Какая уж тут надежда?
Существование без надежды представало тем самым рельефом рельности, той самой психологическо-исторической данностью, которые, по мнению Саввы, следовало во что бы то ни стало изменить, «зачистить» бульдозером. Окаменевший за пятнадцать лет рельеф «консервировал» ситуацию, когда любые начинания нации (в России, правда, таковых не наблюдалось) становились изначально непродуктивными, обреченными на неудачу.
Как было это изменить, переиначить?
Ведь и в масштабах мирового, так сказать, сообщества, христианской цивилизации дела обстояли далеко не лучшим образом.
Налицо была очевидная исчерпанность ресурсов планеты, невозможность (в особенности после ультиматума Верховного Тролля) и далее поддерживать уровень благосостояния пресловутого «золотого миллиарда». Точнее, теоретически его можно было поддерживать, но только за счет сокращения численности представителей остального человечества. А численность их было сокращать не так-то выгодно, во-первых, потому, что они и так ускоренно вымирали, во-вторых же — трудились за гроши на самых вредных производствах, выведенных за границы проживания «золотого миллиарда».

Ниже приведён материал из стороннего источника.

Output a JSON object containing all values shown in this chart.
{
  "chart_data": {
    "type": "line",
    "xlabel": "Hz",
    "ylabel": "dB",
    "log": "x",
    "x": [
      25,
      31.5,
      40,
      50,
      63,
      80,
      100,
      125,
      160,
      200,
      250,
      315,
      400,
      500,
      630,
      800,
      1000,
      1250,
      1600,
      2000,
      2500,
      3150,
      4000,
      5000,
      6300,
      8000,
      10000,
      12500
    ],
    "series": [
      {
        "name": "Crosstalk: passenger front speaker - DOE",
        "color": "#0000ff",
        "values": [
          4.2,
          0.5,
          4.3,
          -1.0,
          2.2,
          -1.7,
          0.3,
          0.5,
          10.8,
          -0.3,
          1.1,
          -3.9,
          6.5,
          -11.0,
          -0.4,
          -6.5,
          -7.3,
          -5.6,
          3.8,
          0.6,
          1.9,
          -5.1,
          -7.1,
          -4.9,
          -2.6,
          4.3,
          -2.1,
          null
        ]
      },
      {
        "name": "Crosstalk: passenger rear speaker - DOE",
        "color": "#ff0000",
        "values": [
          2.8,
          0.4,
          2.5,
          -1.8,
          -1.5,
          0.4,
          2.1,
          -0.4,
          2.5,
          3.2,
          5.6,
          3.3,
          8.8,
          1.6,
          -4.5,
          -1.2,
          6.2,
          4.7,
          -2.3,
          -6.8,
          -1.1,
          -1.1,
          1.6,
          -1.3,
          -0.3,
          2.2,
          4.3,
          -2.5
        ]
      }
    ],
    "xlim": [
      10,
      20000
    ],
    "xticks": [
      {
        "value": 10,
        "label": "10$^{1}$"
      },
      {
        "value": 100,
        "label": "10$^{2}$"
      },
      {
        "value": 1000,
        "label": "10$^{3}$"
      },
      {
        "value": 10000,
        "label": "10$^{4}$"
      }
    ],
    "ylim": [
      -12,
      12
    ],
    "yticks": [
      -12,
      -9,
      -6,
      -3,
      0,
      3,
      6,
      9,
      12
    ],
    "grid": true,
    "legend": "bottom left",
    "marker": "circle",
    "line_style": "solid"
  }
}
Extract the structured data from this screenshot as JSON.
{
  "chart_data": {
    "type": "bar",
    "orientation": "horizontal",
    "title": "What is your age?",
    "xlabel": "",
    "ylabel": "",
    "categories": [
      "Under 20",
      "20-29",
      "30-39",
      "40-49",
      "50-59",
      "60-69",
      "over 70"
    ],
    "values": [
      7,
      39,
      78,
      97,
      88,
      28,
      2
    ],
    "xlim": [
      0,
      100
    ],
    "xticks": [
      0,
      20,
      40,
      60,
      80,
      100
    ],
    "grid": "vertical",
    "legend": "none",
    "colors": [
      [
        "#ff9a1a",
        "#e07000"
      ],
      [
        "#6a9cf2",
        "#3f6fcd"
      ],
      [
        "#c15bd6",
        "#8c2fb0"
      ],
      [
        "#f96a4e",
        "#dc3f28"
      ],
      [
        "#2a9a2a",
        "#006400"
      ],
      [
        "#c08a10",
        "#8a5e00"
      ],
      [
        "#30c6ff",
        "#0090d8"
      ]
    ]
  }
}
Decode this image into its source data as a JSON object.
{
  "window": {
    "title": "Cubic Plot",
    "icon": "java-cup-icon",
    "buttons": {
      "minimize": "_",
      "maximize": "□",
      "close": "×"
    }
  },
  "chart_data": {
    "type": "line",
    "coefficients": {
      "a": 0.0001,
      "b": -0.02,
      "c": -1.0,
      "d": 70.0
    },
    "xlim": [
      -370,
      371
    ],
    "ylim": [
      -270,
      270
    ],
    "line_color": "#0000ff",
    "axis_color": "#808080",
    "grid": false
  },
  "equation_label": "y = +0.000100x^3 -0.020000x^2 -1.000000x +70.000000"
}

Да и сам миллиард серьезнейшим образом видоизменился.
Столицей (тогда еще) объединенной Европы считался город Амстердам, семьдесят процентов жителей которого являлись одинокими людьми, удовлетворявшими свои сексуальные потребности самыми неожиданными способами.
Последний раз Никита Иванович был в Амстердаме в самый разгар Великой Антиглобалистской революции, лет десять назад. Он не запомнил ничего, кроме кошмарного количества велосипедов (многие из них годами ржавели, прикрепленные гибкими замками, скажем, к уличным фонарям или решеткам набережных), пунктов мгновенной эвтаназии на каждом углу, «птичьих» и «рыбных» публичных домов, где любой желающий мог (несмотря на протесты партии защиты животных) совокупиться, допустим, со страусом, вороной, треской или тунцом, цветных холмов мусора и брито- крашеноголовых вне- (над)расовых людей, истощенных всеми мыслимыми и немыслимыми наркотиками (и пороками), у которых (таковы были амстердамские законы) никто не смел спросить документы, даже если один из них прямо на глазах у полицейского убивал другого. Как можно было доказать, что убийство совершается не из гуманных побуждений, что у убиваемого элементарно не хватило сил добежать до ближайшего пункта эвтаназии и он обратился за помощью к первому встречному?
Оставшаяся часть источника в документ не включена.